Is it travelled or traveled?

When adding -ing and -ed to verbs, we sometimes double the consonant beforehand. People are often confused with ‘benefitted/benefited’, ‘focussed/focused’ and ‘targetted/targeted’. This tip answers some of those queries.

The official requirements are that we ‘double a single consonant letter at the end of any base where the preceding vowel is spelled with a single letter and stressed’.

What does this mean in practice?

Examples:

word present participle past participle
bar barring barred
beg begging begged
occur occurring occurred
permit permitting permitted
patrol patrolling patrolled

It is true to say that there is usually no doubling when the preceding vowel is unstressed (‘enter’ becomes ‘entering/entered’; ‘visit’ becomes ‘visiting/visited’) or when the preceding vowel is written with two letters (‘dread’ becomes ‘dreading/dreaded’).

Travel

However, with some final consonants, even in cases when the preceding vowel is unstressed (so you would think that there would be no doubling), doubling does occur in standard received British English (but is not favoured in US English), so ‘travel’ becomes ‘travelling/travelled’. Others in this grammatical group (verbs ending in an unstressed vowel, followed by the letter ‘l’) are ‘cancel’, ‘counsel’, ‘dial’, ‘model’, ‘parallel’ and ‘signal’.

Some words change their spelling to cope (they add a letter ‘k’).

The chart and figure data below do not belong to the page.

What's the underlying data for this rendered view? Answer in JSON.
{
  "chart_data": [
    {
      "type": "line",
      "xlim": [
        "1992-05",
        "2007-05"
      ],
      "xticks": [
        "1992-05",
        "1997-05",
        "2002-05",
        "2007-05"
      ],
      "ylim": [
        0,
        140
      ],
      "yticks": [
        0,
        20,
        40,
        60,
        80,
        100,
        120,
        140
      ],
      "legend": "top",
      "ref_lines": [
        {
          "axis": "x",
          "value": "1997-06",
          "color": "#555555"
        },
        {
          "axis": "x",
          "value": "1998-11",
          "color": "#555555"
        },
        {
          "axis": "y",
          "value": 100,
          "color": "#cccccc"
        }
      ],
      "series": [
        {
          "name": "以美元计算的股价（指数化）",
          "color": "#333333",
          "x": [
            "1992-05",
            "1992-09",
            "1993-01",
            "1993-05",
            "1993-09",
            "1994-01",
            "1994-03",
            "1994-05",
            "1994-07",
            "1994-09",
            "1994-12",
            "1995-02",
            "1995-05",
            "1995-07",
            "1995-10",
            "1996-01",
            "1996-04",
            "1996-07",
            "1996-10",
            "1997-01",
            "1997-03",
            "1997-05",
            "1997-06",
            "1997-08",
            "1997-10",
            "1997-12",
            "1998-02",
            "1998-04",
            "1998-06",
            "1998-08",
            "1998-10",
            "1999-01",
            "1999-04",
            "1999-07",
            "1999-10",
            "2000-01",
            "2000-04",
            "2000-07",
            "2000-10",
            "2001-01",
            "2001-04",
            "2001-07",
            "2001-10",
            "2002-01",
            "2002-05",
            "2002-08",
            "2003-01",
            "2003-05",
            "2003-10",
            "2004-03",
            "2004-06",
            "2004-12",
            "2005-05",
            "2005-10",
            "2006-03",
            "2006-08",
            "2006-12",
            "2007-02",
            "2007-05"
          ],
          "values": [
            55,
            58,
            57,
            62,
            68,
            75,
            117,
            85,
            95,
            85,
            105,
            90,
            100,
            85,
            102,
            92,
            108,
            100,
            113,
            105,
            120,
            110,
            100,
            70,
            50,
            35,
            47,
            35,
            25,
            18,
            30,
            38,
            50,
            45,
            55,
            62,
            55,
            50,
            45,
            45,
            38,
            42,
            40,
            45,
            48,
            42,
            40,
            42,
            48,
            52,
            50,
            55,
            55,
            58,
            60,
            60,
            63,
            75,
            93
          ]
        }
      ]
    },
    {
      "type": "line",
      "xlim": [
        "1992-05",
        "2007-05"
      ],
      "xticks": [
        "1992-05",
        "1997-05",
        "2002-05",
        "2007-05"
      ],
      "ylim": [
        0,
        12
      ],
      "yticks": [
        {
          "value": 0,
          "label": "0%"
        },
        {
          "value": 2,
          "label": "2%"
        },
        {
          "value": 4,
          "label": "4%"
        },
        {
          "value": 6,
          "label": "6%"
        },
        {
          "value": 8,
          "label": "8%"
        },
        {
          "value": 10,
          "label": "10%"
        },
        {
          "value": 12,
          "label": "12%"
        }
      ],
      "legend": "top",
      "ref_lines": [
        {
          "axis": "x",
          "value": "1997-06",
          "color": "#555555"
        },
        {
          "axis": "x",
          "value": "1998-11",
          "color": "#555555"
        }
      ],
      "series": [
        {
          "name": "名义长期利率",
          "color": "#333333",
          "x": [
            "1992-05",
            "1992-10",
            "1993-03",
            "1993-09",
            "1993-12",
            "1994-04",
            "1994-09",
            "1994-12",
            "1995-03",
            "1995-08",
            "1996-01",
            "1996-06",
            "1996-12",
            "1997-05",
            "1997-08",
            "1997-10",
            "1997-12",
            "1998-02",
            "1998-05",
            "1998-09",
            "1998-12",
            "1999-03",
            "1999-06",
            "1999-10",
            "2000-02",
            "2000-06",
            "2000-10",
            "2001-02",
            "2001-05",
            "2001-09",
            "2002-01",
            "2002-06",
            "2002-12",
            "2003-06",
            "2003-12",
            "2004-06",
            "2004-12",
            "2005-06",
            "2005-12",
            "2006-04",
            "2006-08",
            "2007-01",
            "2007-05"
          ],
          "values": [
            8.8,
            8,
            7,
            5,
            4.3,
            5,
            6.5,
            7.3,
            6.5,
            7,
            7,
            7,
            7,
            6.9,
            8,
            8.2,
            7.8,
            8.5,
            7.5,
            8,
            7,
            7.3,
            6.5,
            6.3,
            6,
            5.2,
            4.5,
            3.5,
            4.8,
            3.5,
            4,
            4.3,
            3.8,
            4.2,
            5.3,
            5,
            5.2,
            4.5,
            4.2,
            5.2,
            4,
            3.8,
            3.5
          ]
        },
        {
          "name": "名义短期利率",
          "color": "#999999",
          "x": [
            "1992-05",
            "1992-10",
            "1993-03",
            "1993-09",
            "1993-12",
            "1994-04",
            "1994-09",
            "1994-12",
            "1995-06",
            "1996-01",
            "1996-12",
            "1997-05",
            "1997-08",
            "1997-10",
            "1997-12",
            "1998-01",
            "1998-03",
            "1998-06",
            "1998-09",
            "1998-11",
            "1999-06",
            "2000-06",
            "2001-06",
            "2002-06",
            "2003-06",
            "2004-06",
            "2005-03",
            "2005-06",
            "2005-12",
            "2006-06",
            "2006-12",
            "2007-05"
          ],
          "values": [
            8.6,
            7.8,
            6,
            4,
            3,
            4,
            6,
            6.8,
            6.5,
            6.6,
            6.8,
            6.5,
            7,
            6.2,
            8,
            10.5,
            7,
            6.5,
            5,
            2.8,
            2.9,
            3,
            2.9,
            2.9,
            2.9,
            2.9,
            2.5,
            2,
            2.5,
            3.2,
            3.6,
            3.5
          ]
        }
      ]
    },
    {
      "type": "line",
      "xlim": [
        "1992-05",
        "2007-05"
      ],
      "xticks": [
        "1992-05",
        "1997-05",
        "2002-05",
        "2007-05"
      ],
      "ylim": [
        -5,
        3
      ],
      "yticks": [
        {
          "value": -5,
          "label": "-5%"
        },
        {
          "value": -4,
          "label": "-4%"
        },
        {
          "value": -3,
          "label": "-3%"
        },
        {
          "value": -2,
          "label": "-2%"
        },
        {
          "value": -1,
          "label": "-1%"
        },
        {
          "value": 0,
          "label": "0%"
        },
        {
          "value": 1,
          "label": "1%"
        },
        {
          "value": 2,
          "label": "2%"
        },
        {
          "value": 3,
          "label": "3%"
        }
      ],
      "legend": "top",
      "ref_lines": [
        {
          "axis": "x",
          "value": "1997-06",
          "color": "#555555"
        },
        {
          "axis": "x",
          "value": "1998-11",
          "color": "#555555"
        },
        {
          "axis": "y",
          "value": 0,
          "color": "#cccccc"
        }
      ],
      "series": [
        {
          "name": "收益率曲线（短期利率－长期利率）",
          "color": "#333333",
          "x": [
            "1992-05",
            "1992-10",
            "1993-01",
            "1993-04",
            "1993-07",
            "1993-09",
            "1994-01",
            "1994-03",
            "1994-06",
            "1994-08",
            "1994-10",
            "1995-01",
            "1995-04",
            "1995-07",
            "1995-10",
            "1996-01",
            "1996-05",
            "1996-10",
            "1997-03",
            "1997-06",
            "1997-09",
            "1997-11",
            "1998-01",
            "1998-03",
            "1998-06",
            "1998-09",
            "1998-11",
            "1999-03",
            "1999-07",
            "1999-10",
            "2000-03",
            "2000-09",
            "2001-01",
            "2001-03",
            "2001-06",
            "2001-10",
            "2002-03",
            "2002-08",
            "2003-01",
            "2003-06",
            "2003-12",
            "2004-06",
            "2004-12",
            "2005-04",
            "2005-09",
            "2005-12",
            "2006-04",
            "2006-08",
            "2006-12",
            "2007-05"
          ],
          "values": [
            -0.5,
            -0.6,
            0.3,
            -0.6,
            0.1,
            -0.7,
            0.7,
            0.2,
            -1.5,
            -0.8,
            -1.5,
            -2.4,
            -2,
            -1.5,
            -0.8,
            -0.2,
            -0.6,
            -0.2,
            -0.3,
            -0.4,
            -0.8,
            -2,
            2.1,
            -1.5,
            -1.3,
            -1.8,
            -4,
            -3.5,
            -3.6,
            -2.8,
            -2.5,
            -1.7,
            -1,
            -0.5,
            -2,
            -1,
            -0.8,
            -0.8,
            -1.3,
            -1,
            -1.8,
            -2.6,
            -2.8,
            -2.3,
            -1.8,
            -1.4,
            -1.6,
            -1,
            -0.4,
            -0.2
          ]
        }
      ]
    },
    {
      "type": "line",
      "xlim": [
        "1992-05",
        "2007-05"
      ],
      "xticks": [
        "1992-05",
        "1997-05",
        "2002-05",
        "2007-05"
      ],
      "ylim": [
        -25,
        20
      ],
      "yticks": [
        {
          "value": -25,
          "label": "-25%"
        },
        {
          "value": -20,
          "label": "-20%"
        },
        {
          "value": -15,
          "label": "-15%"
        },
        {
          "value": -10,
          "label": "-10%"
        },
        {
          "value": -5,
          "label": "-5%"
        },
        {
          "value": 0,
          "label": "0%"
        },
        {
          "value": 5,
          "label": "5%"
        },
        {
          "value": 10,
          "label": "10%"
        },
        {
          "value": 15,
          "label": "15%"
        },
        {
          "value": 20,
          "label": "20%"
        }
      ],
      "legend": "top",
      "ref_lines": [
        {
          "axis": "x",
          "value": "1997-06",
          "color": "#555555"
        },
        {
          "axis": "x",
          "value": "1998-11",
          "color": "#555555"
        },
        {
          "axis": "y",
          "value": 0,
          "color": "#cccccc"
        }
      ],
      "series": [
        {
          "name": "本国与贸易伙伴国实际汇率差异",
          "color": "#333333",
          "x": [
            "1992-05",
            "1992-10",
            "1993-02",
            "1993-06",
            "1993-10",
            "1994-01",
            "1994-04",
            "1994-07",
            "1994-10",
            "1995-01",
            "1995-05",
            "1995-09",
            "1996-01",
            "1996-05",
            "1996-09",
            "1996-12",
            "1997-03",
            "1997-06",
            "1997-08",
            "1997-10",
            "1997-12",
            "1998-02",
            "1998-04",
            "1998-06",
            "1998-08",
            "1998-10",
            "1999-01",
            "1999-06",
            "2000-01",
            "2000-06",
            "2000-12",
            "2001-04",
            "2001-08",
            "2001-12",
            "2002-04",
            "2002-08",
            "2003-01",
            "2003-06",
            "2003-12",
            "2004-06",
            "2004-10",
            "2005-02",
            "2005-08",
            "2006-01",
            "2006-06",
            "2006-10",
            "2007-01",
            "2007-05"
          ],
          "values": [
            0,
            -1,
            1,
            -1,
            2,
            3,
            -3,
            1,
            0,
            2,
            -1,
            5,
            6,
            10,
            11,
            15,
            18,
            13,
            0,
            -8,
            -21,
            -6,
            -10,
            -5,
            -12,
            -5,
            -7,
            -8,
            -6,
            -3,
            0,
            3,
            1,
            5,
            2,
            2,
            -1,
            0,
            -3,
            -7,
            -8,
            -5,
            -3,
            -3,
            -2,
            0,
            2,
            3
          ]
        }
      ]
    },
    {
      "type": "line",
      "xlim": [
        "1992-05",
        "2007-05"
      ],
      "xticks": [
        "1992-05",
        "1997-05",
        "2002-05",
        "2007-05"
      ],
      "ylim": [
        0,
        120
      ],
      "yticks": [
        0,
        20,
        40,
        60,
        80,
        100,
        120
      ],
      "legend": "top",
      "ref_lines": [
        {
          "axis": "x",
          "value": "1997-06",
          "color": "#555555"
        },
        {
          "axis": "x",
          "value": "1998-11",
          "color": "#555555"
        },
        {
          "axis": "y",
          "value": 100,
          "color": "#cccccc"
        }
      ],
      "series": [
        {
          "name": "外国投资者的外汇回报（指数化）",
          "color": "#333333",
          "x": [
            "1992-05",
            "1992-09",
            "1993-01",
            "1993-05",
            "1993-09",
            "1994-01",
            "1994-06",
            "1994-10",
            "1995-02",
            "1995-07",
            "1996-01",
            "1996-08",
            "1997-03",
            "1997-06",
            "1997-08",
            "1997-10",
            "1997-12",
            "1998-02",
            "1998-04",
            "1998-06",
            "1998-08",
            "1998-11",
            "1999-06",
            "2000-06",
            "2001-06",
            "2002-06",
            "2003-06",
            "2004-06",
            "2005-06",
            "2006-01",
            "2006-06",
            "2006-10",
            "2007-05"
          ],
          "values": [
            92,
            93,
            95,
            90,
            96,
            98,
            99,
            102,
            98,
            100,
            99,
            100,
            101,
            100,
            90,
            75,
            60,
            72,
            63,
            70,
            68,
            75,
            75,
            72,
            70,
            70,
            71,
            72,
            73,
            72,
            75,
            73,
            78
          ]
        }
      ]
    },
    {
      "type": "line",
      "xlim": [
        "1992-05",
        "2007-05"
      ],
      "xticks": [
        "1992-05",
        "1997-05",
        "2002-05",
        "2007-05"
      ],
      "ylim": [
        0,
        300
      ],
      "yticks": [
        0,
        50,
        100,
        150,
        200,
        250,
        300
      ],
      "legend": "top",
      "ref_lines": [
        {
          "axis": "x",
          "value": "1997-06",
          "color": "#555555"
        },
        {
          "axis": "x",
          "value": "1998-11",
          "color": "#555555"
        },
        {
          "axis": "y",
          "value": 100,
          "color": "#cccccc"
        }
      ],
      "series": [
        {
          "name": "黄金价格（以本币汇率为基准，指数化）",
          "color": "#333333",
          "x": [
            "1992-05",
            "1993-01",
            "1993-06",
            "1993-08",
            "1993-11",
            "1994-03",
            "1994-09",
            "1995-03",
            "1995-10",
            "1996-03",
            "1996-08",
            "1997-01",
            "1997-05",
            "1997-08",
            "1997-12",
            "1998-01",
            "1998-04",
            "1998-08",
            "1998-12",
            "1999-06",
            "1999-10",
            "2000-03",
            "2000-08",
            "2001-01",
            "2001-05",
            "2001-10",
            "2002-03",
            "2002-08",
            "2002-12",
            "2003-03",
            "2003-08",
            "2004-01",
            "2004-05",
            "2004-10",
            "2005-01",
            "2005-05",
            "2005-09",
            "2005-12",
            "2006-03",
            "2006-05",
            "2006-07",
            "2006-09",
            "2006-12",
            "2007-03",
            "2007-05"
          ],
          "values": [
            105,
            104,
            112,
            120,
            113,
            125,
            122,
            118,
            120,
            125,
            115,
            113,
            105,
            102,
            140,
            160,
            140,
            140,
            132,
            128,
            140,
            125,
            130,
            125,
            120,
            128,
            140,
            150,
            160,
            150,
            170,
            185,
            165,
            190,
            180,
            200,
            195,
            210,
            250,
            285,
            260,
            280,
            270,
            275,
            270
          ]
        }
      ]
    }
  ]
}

word present participle past participle
panic panicking panicked
traffic trafficking trafficked
frolic frolicking frolicked
bivouac bivouacking bivouacked

What about ‘focus’?

This word can take either double or single s, with the single option being highly preferred.

word present participle past participle
focus focusing/focussing focused/focussed

Here’s an odd one to end:

American British English
parallel parallel
paralleling parallelling
paralleled parallelled

Example:
The vetting service from Future Perfect is unparallelled.